Likewise, covid-19 can modify metabolism : there have been cases of people struggling to control their blood sugar levels after developing diabetes as a result of covid-19, and SARS caused changes in the way the body Process fats for at least 12 years.
There are also signs of changes in the structure of the brain, but they are still being investigated.
And COVID-19 also does strange things to the blood , including abnormal clotting, and damages the network of veins and arteries.
“The theory I'm working on is a premature aging of the small blood vessels that carry oxygen and nutrients to the tissues,” Professor Strain told the BBC.
And, as Strain points out, until we find out what is causing chronic covid-19 “it will be difficult to find the treatments .”
Is it something unusual?
Postviral cough and fatigue are well documented and common ; we've probably all had an infection that has taken us years to fully recover.
About one in 10 people with glandular fever has fatigue that lasts for months.
And there have even been suggestions that the flu, particularly after the 1918 pandemic, may be linked to Parkinson's-like symptoms.
“With covid-19 there seem to be more far-reaching symptoms and the number of people seems to be much higher,” says Professor Brightling however.
However, the emphasis is on the word “seems,” since until we have a real picture of how many people have been infected we won't know exactly how common these symptoms are, he notes.
“The unique way in which the virus attacks the host and the different ways in which it then alters the way cells behave seem to be giving people a more serious infection than other viruses and more persistent symptoms,” he told her. to the BBC.

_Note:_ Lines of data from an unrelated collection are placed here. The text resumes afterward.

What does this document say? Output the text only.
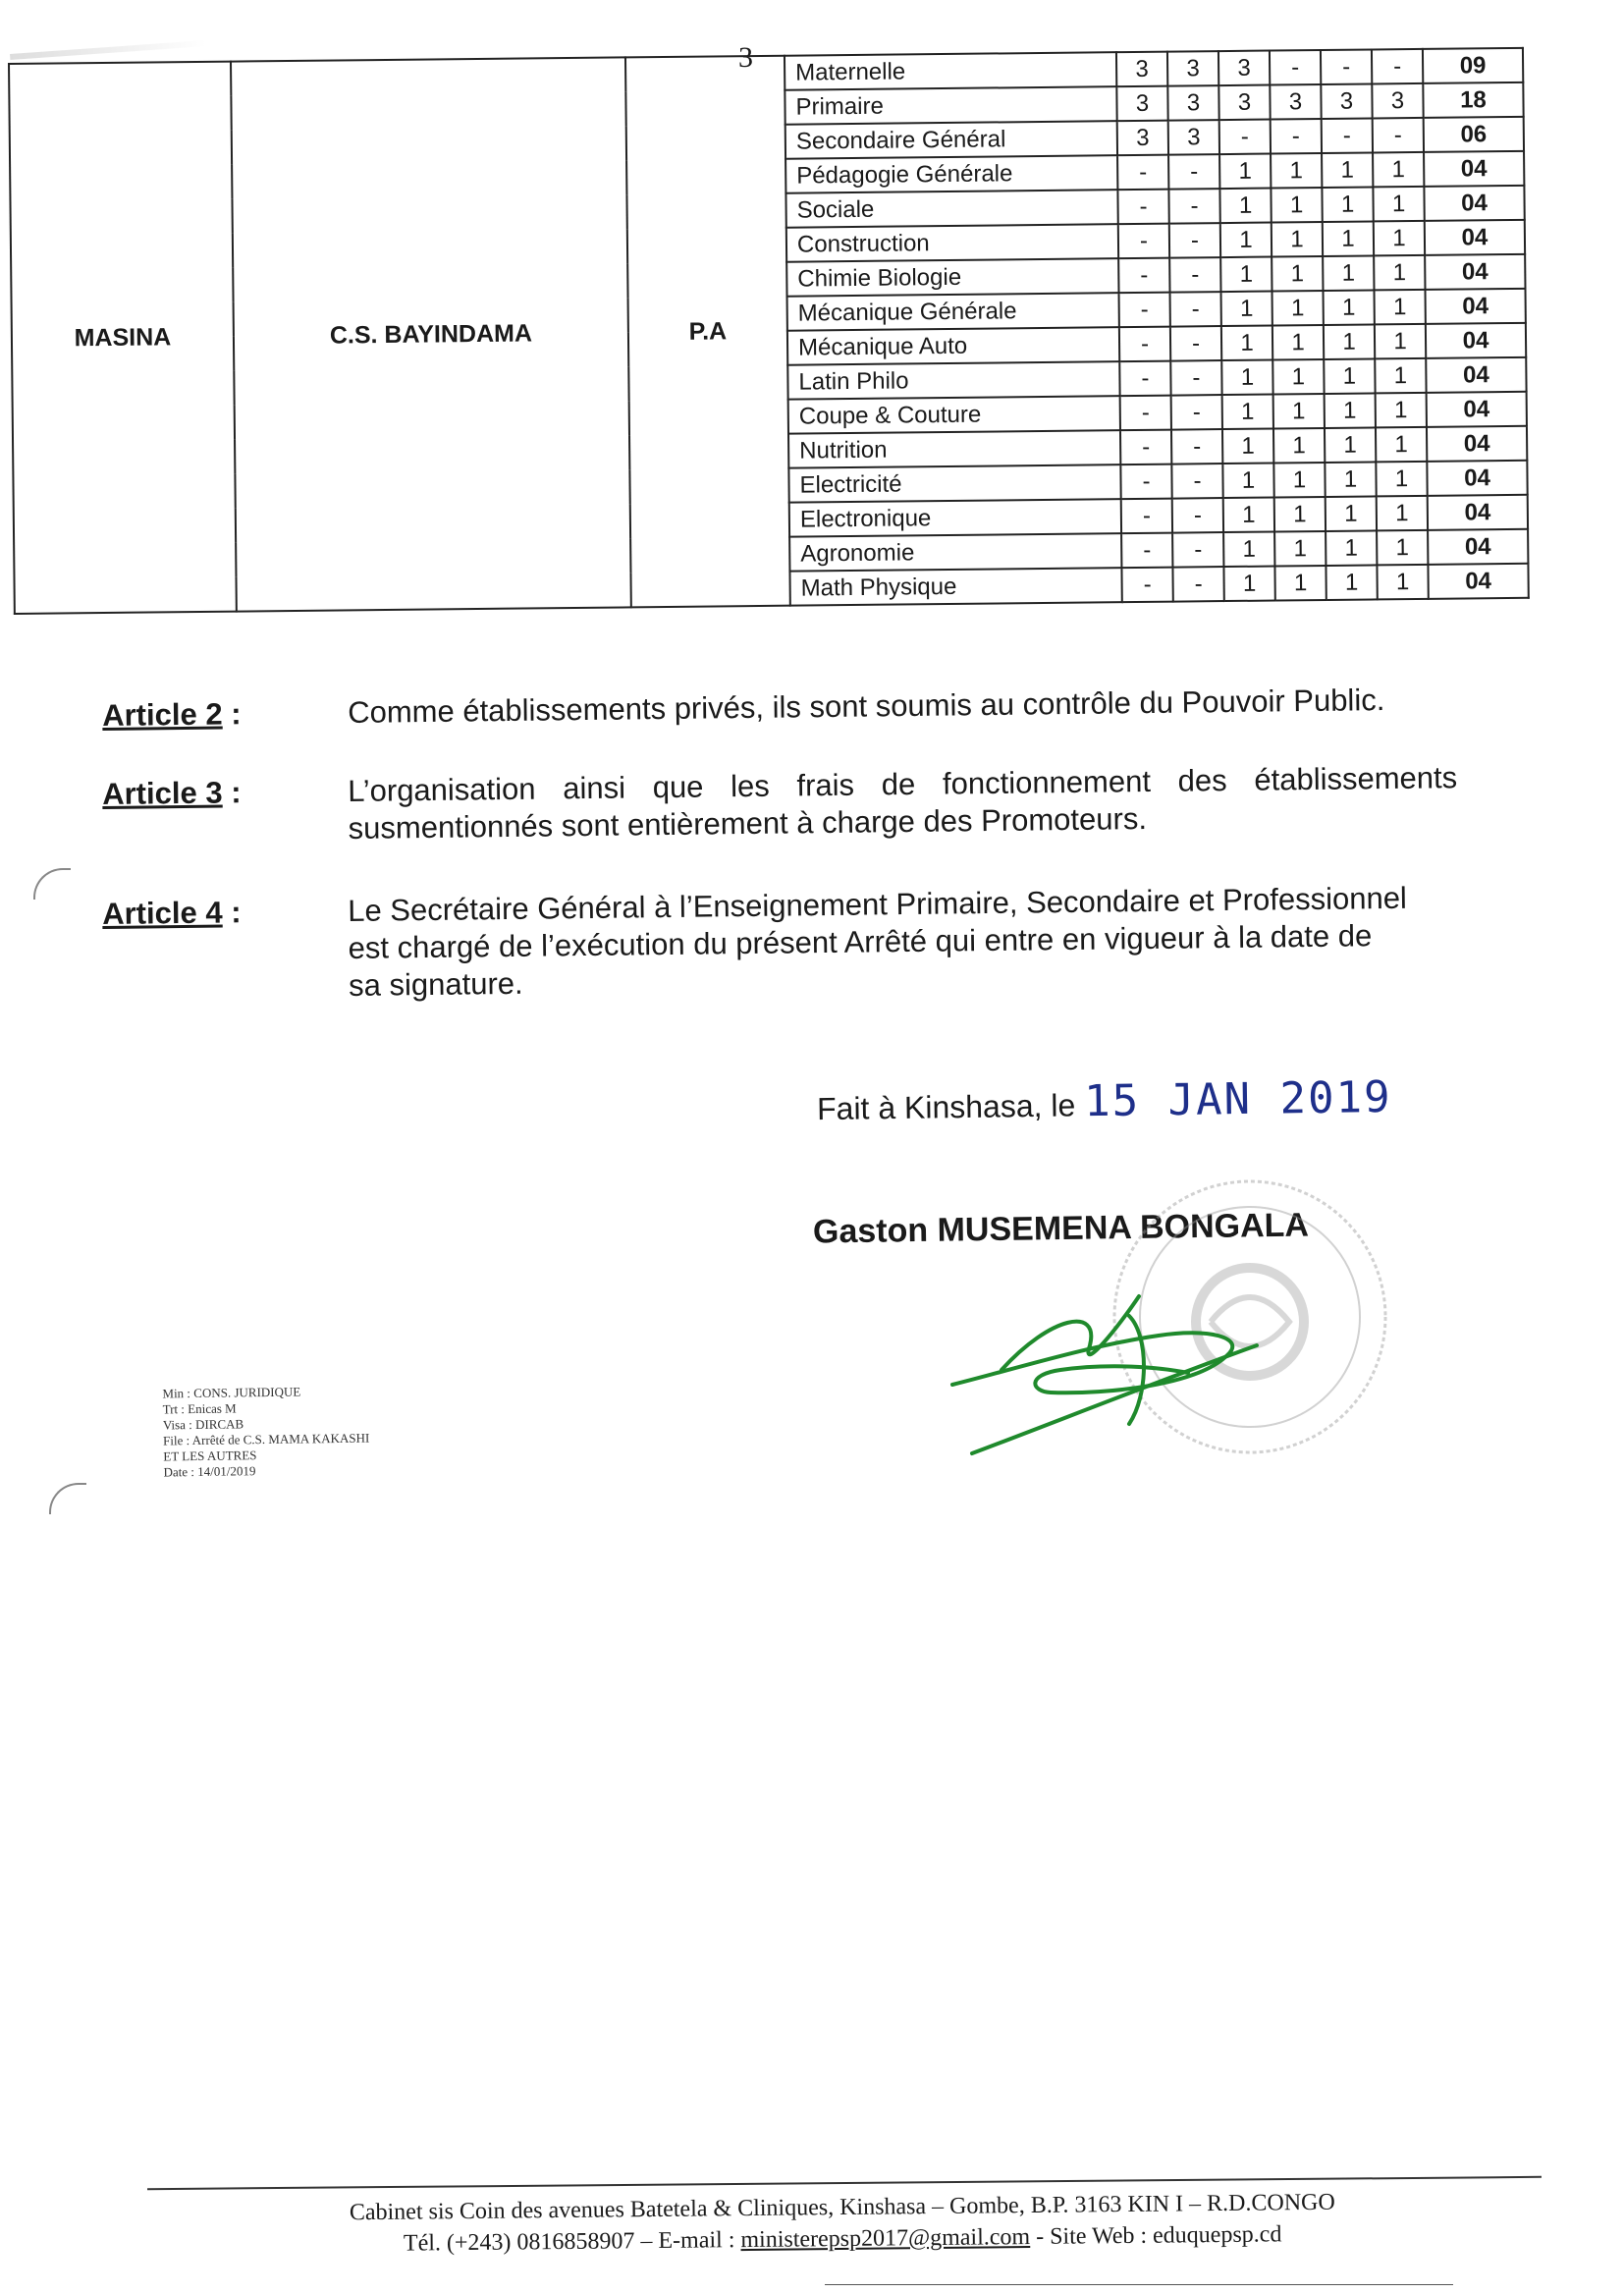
3
MASINA	C.S. BAYINDAMA	P.A	Maternelle	3	3	3	-	-	-	09
			Primaire	3	3	3	3	3	3	18
			Secondaire Général	3	3	-	-	-	-	06
			Pédagogie Générale	-	-	1	1	1	1	04
			Sociale	-	-	1	1	1	1	04
			Construction	-	-	1	1	1	1	04
			Chimie Biologie	-	-	1	1	1	1	04
			Mécanique Générale	-	-	1	1	1	1	04
			Mécanique Auto	-	-	1	1	1	1	04
			Latin Philo	-	-	1	1	1	1	04
			Coupe & Couture	-	-	1	1	1	1	04
			Nutrition	-	-	1	1	1	1	04
			Electricité	-	-	1	1	1	1	04
			Electronique	-	-	1	1	1	1	04
			Agronomie	-	-	1	1	1	1	04
			Math Physique	-	-	1	1	1	1	04
Article 2 :	Comme établissements privés, ils sont soumis au contrôle du Pouvoir Public.
Article 3 :	L’organisation ainsi que les frais de fonctionnement des établissements
susmentionnés sont entièrement à charge des Promoteurs.
Article 4 :	Le Secrétaire Général à l’Enseignement Primaire, Secondaire et Professionnel
est chargé de l’exécution du présent Arrêté qui entre en vigueur à la date de
sa signature.
Fait à Kinshasa, le 15 JAN 2019
Gaston MUSEMENA BONGALA
Min : CONS. JURIDIQUE
Trt : Enicas M
Visa : DIRCAB
File : Arrêté de C.S. MAMA KAKASHI
ET LES AUTRES
Date : 14/01/2019
Cabinet sis Coin des avenues Batetela & Cliniques, Kinshasa – Gombe, B.P. 3163 KIN I – R.D.CONGO
Tél. (+243) 0816858907 – E-mail : ministerepsp2017@gmail.com - Site Web : eduquepsp.cd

Will people fully recover?
The number of people with chronic Covid appears to be decreasing over time.
However, the virus emerged only in late 2019 before going global earlier this year, so long-term data is high.
Based on data collected by researchers, people can experience a wide range of different symptoms.

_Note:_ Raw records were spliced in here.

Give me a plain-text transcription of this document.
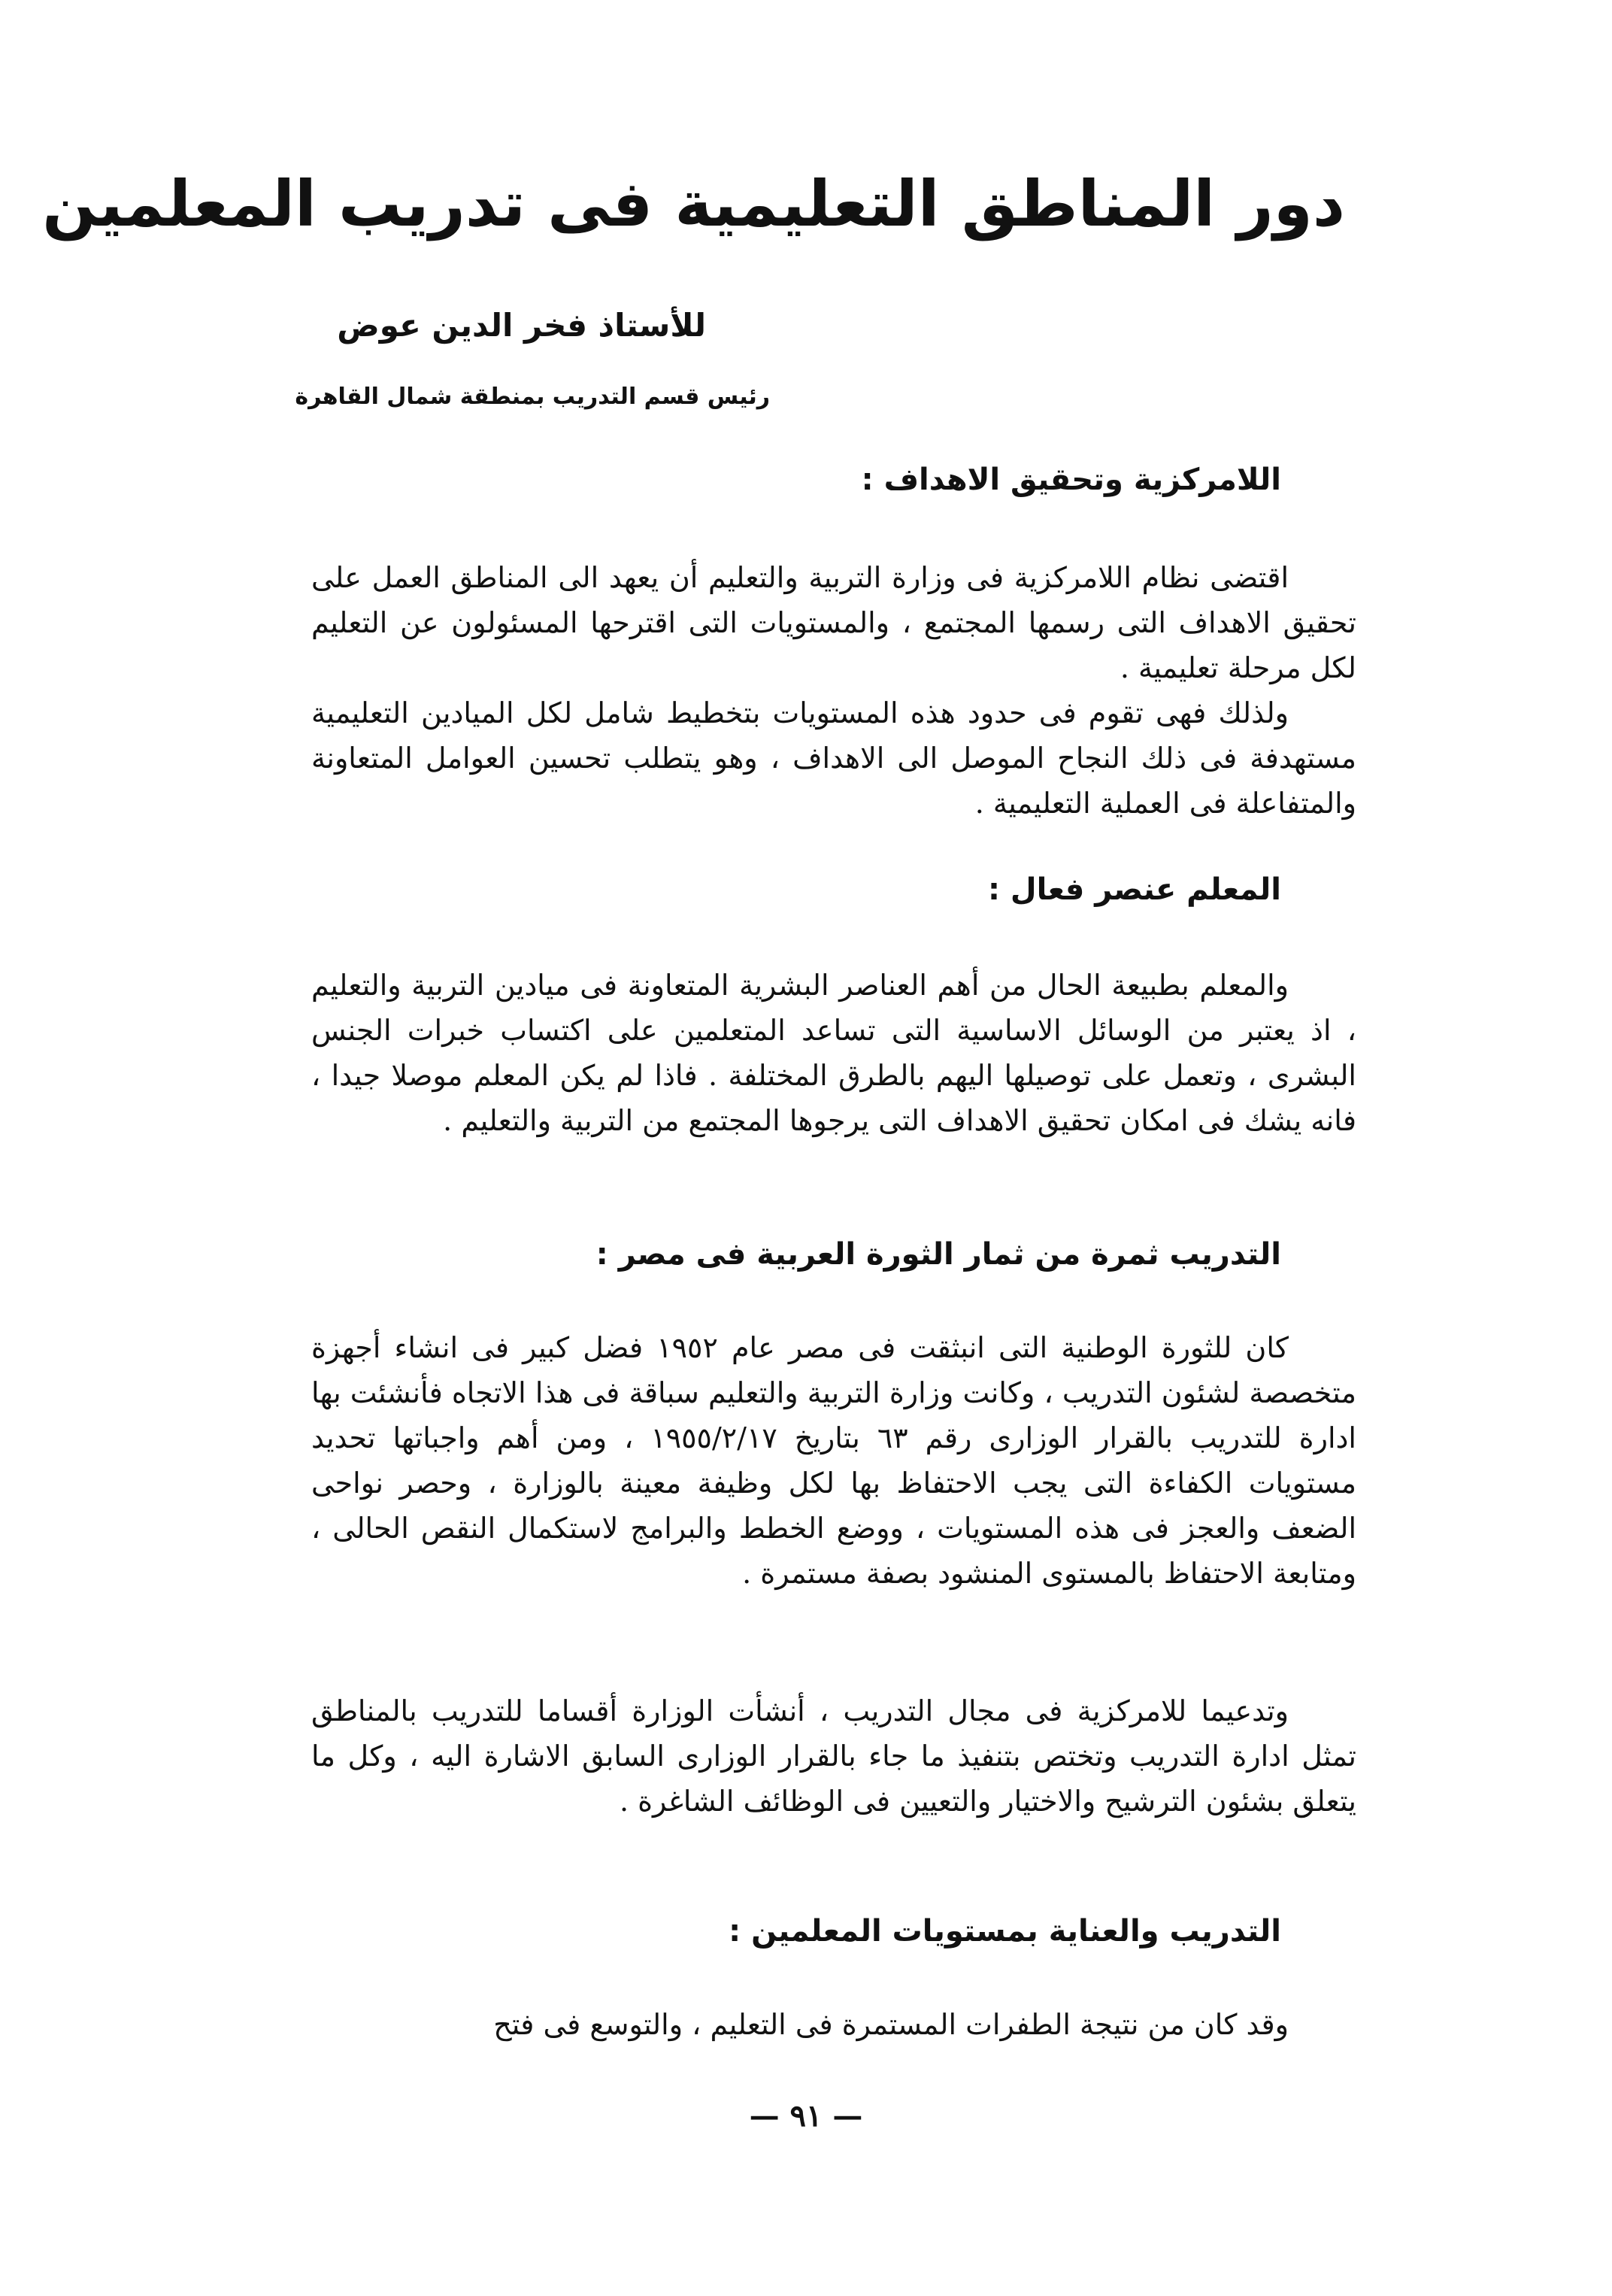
دور المناطق التعليمية فى تدريب المعلمين

للأستاذ فخر الدين عوض

رئيس قسم التدريب بمنطقة شمال القاهرة

اللامركزية وتحقيق الاهداف :

اقتضى نظام اللامركزية فى وزارة التربية والتعليم أن يعهد الى المناطق العمل على تحقيق الاهداف التى رسمها المجتمع ، والمستويات التى اقترحها المسئولون عن التعليم لكل مرحلة تعليمية .

ولذلك فهى تقوم فى حدود هذه المستويات بتخطيط شامل لكل الميادين التعليمية مستهدفة فى ذلك النجاح الموصل الى الاهداف ، وهو يتطلب تحسين العوامل المتعاونة والمتفاعلة فى العملية التعليمية .

المعلم عنصر فعال :

والمعلم بطبيعة الحال من أهم العناصر البشرية المتعاونة فى ميادين التربية والتعليم ، اذ يعتبر من الوسائل الاساسية التى تساعد المتعلمين على اكتساب خبرات الجنس البشرى ، وتعمل على توصيلها اليهم بالطرق المختلفة . فاذا لم يكن المعلم موصلا جيدا ، فانه يشك فى امكان تحقيق الاهداف التى يرجوها المجتمع من التربية والتعليم .

التدريب ثمرة من ثمار الثورة العربية فى مصر :

كان للثورة الوطنية التى انبثقت فى مصر عام ١٩٥٢ فضل كبير فى انشاء أجهزة متخصصة لشئون التدريب ، وكانت وزارة التربية والتعليم سباقة فى هذا الاتجاه فأنشئت بها ادارة للتدريب بالقرار الوزارى رقم ٦٣ بتاريخ ١٩٥٥/٢/١٧ ، ومن أهم واجباتها تحديد مستويات الكفاءة التى يجب الاحتفاظ بها لكل وظيفة معينة بالوزارة ، وحصر نواحى الضعف والعجز فى هذه المستويات ، ووضع الخطط والبرامج لاستكمال النقص الحالى ، ومتابعة الاحتفاظ بالمستوى المنشود بصفة مستمرة .

وتدعيما للامركزية فى مجال التدريب ، أنشأت الوزارة أقساما للتدريب بالمناطق تمثل ادارة التدريب وتختص بتنفيذ ما جاء بالقرار الوزارى السابق الاشارة اليه ، وكل ما يتعلق بشئون الترشيح والاختيار والتعيين فى الوظائف الشاغرة .

التدريب والعناية بمستويات المعلمين :

وقد كان من نتيجة الطفرات المستمرة فى التعليم ، والتوسع فى فتح

— ٩١ —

“We have deliberately asked to follow people for 25 years. I certainly hope that only a very small number will have problems beyond a year, but I could be wrong,” said Professor Brightling.
There is also the concern that even if people appear to recover now, they could face lifetime risks .

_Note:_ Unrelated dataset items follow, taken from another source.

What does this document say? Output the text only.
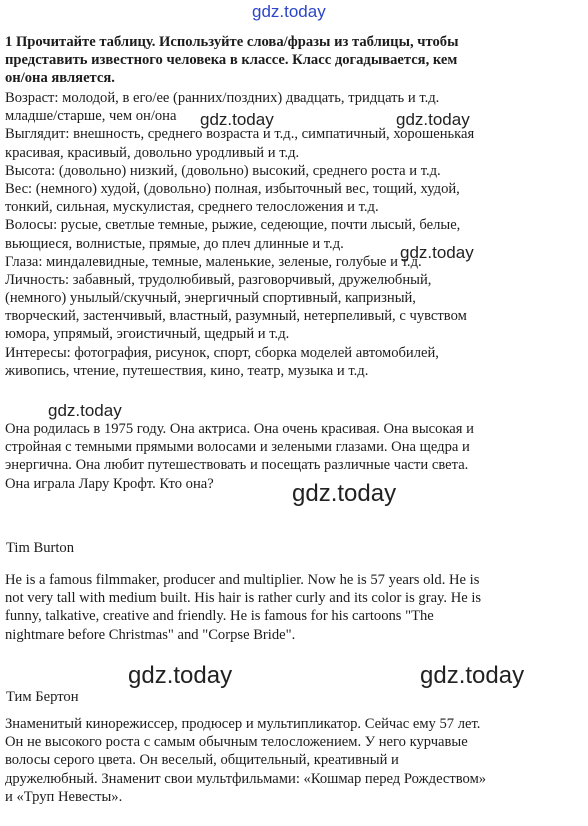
gdz.today
1 Прочитайте таблицу. Используйте слова/фразы из таблицы, чтобы
представить известного человека в классе. Класс догадывается, кем
он/она является.
Возраст: молодой, в его/ее (ранних/поздних) двадцать, тридцать и т.д.
младше/старше, чем он/она
Выглядит: внешность, среднего возраста и т.д., симпатичный, хорошенькая
красивая, красивый, довольно уродливый и т.д.
Высота: (довольно) низкий, (довольно) высокий, среднего роста и т.д.
Вес: (немного) худой, (довольно) полная, избыточный вес, тощий, худой,
тонкий, сильная, мускулистая, среднего телосложения и т.д.
Волосы: русые, светлые темные, рыжие, седеющие, почти лысый, белые,
вьющиеся, волнистые, прямые, до плеч длинные и т.д.
Глаза: миндалевидные, темные, маленькие, зеленые, голубые и т.д.
Личность: забавный, трудолюбивый, разговорчивый, дружелюбный,
(немного) унылый/скучный, энергичный спортивный, капризный,
творческий, застенчивый, властный, разумный, нетерпеливый, с чувством
юмора, упрямый, эгоистичный, щедрый и т.д.
Интересы: фотография, рисунок, спорт, сборка моделей автомобилей,
живопись, чтение, путешествия, кино, театр, музыка и т.д.
Она родилась в 1975 году. Она актриса. Она очень красивая. Она высокая и
стройная с темными прямыми волосами и зелеными глазами. Она щедра и
энергична. Она любит путешествовать и посещать различные части света.
Она играла Лару Крофт. Кто она?
Tim Burton
He is a famous filmmaker, producer and multiplier. Now he is 57 years old. He is
not very tall with medium built. His hair is rather curly and its color is gray. He is
funny, talkative, creative and friendly. He is famous for his cartoons "The
nightmare before Christmas" and "Corpse Bride".
Тим Бертон
Знаменитый кинорежиссер, продюсер и мультипликатор. Сейчас ему 57 лет.
Он не высокого роста с самым обычным телосложением. У него курчавые
волосы серого цвета. Он веселый, общительный, креативный и
дружелюбный. Знаменит свои мультфильмами: «Кошмар перед Рождеством»
и «Труп Невесты».
gdz.today	gdz.today
gdz.today
gdz.today
gdz.today
gdz.today	gdz.today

People who have had CFS are more likely to have it again, and the concern is that future infections could cause more flare-ups.
“If Covid follows the same pattern for a long time, I would expect some recovery, but if it just takes another coronavirus infection to react, this could happen every winter, ” said Professor Strain.
And more problems are still possible in the future: The World Health Organization has warned that the widespread inflammation caused by the coronavirus could cause people to have heart problems at a much younger age.
What should I do if I think I have chronic Covid?
The UK's public health system, NHS, offers a number of tips for people affected by Covid-19, especially those who required hospital care.
He specifically recommends “three Ps” to conserve energy:
- Pause: control your pace so you don't try too hard and make sure you get enough rest
- Planning: Plan the days so that the most strenuous activities are spread throughout the week.
- Prioritization: think about what needs to be done and what can be postponed.
He also advises talking to the hospital or GP if one is not recovering as quickly as one might expect.
But both in the UK and in other parts of the world, some have expressed concern that there is not enough support for people with chronic Covid.